Leaders of the local party, which is in turmoil because of infighting, say they will challenge the recommended fine when the issue lands before the Board of Elections and Ethics. Still, the committee's money woes are embarrassing to some activists, who are calling for the ouster of Chairman Anita Bonds.
"What is going on in the D.C. Democratic State Committee is just obscene," said committee member Philip Pannell, who is critical of party leaders and filed a complaint. "It's tragic to basically see the destruction of the infrastructure of the D.C. Democratic Party. Here we are in a Democratic bastion, here in the nation's capital, and we don't even have an office."
Bonds, who noted that the party was broke when she took over three years ago, vowed that it will rebound quickly, even if it is fined. "If we have to raise the money, we will be raising the money," said Bonds, adding that only a few detractors are calling for her ouster. "We will be asking for support. The party will be solvent."
The recommended fine represents the latest fallout from a decision by party leaders to raise tens of thousands of dollars so delegates and party activists could flock to Denver to watch Obama be nominated.
Under District law, all political committees involved in local politics have to "disclose the total sum of all receipts by or for such committee" and all expenditures to the Board of Elections and Ethics. When raising money for local political purposes, there is a $5,000 limit on contributions by a single donor to a political committee during an election cycle.

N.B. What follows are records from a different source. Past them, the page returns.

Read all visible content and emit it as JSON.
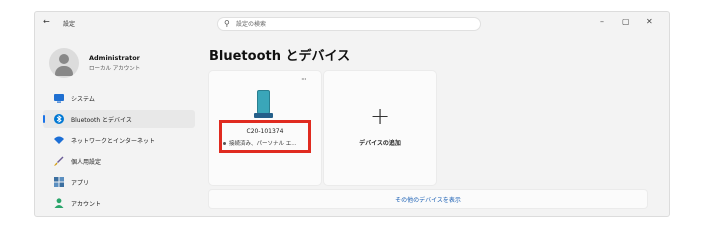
{
  "window": {
    "back_icon": "back-arrow-icon",
    "title": "設定",
    "controls": {
      "minimize": "–",
      "maximize": "▢",
      "close": "✕"
    }
  },
  "search": {
    "placeholder": "設定の検索",
    "value": "",
    "icon": "search-icon"
  },
  "profile": {
    "name": "Administrator",
    "subtitle": "ローカル アカウント"
  },
  "sidebar": {
    "items": [
      {
        "label": "システム",
        "icon": "monitor-icon",
        "icon_color": "#1f6fd1",
        "active": false
      },
      {
        "label": "Bluetooth とデバイス",
        "icon": "bluetooth-icon",
        "icon_color": "#0078d4",
        "active": true
      },
      {
        "label": "ネットワークとインターネット",
        "icon": "wifi-icon",
        "icon_color": "#1c6fd6",
        "active": false
      },
      {
        "label": "個人用設定",
        "icon": "brush-icon",
        "icon_color": "#6b5b95",
        "active": false
      },
      {
        "label": "アプリ",
        "icon": "apps-icon",
        "icon_color": "#3b6fa0",
        "active": false
      },
      {
        "label": "アカウント",
        "icon": "person-icon",
        "icon_color": "#2aa56b",
        "active": false
      }
    ]
  },
  "main": {
    "title": "Bluetooth とデバイス",
    "device": {
      "more_label": "···",
      "name": "C20-101374",
      "status": "接続済み、パーソナル エ...",
      "icon": "phone-icon"
    },
    "add_device": {
      "plus": "+",
      "label": "デバイスの追加",
      "icon": "plus-icon"
    },
    "show_more": "その他のデバイスを表示"
  },
  "colors": {
    "accent": "#1a73e8",
    "highlight": "#e02b20",
    "background": "#f3f3f3"
  }
}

Bonds and other party leaders, including D.C. Council members, raised money from individuals, unions and corporations for the party's convention activities that was not reported to the election board or the Federal Election Commission. The committee also accepted at least seven donations that exceeded the $5,000 limit.
Bonds said the committee did not feel the contributions had to be reported because they were used exclusively at the convention, which included a major campaign to promote D.C. voting rights.
"All the expenses were used to pay for the delegation," said Bonds, noting that the Democratic State Committee recently approved a resolution supporting her position. "The monies were spent on activities that everyone could partake in."
Pannell, who said committee members did not get a full accounting of how the money was spent, accused party leaders of establishing a "slush fund."
"It really is quite sad that you would have the chair of any political party anywhere in the United States thinking it's acceptable and rational to raise considerable amounts of money and feel the receipts and expenditures do not need to be reported," he said.
In its ruling, the Office of Campaign Finance sided with Pannell, finding that the committee failed to report $152,345 that had been deposited into a PNC Bank branch and $19,974.29 in a Independence Federal Savings Bank account.
In a statement last night, the party stated: "At no time has the committee, its leadership or members been accused of embezzlement or misappropriation of party funds."
The tension within the Democratic committee contrasts with the relatively smooth operation of the D.C. Republican Committee, which runs a full-time office and plans to field a record number of council candidates this year.
The D.C. Republican Committee, which has 28,000 members compared with the Democrats' 316,000, has about $57,000 in two accounts, according to party officials.